You just know that young man has some ‘Nadds.
(Com’on. I’m surprised someone else didn’t beat me to that tired joke)


Here’s the link to the. PSA that aired.http://player.theplatform.com/p/IfSiAC/7Bn5HZqcBwxI/select/SY0rNrEBL0u6

. @#11, the pins are presented to the parents, spouse, siblings and children. My mother received one from my very kind CAO as she was particularly close to my son and his only surviving grandparent though she is not legally eligible

There are two versions, the one with a purple background is for KIA. The solid gold with a slightly different design is the Next Of Kin for Active Duty deaths not directly caused by combat.

In the PSA, it shows one mother who had it made into a ring. This is an interesting controversy in the GS community as that is not an ‘authorized’ way to wear it. I personally don’t care but would not do that myself. To me it is like taking a Purple Heart or other medal and making it into jewelry, but I also respect others right to do whatever gives them comfort.


To Denise,

Denise, I come with hat in hand in respect to you.

My brother and I were serving in Vietnam at the same time of his loss. I know that my mother was presented a Gold Star Pin. Perhaps my dad but none of the siblings, I would have remembered that.
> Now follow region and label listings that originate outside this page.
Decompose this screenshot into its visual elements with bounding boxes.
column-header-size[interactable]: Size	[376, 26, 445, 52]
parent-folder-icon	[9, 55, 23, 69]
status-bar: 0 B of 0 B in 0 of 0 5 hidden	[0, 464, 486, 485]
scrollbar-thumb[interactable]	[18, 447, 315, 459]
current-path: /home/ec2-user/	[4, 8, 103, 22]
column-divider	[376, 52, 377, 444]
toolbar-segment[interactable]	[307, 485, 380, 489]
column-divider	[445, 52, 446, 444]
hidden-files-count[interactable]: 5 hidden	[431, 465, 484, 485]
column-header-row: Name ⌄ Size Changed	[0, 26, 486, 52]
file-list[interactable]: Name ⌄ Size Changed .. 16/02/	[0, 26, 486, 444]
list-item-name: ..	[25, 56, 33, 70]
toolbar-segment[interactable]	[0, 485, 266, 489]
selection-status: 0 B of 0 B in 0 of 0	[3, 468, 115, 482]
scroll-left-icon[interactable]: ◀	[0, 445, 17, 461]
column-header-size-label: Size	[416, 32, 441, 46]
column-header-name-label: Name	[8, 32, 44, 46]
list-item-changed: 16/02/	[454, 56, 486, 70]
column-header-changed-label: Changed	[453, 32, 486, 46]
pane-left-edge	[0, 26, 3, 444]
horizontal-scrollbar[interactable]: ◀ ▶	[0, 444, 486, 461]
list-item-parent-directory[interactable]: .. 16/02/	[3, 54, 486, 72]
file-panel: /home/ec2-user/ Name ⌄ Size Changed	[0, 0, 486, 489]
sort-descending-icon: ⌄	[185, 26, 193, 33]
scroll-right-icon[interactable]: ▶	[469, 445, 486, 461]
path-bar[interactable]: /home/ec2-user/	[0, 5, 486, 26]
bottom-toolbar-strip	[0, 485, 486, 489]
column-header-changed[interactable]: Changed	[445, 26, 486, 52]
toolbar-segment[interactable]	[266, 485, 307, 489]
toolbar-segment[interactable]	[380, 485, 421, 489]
Did I miss something back then? Perhaps I did. If so, please correct me. About that.

respectfully yours,


If you would like to contact me, Jonn has my email.



Binh Tuy:

As a sibling your are entitled under the law and if you did not get your Gold Star Lapel pin it is not too late. You will need to submit a DD Form 3. If you are near an Army installation take the form into the Survivor Outreach Service (SOS)office and they will have the pins on hand and will probably find someone that can do a quick presentation. Otherwise, I think the form has a mailing address where you can submit.

For the comment on turning the pins into jewelery I was in the commercial and the shoot was the first time I had ever seen the pin turned into either a ring or necklace. The pieces I saw was professionally made from the gold stars that were presented to them and it allowed them to be worn daily. I still wear mine as a lapel pin; however, I only wear it on special occasions. I can see where a ring would be advantageous for those the wanted to wear them all the time. I am not sure why it would be controversial, the pins were actually adapted from gold star flags that originally were blue star flags with a gold star sewn over the top to represent a service member killed in action. The jewelery is just a further adaption similar to placing the gold star emblem(s) on license plates.


To Denise and “G” I thank you both for all the information. I have visited the Gold Star Pins website. It’s very well done and with respect.

I too have no issue with how one would wish to wear their Gold Star, be it as a ring or necklace.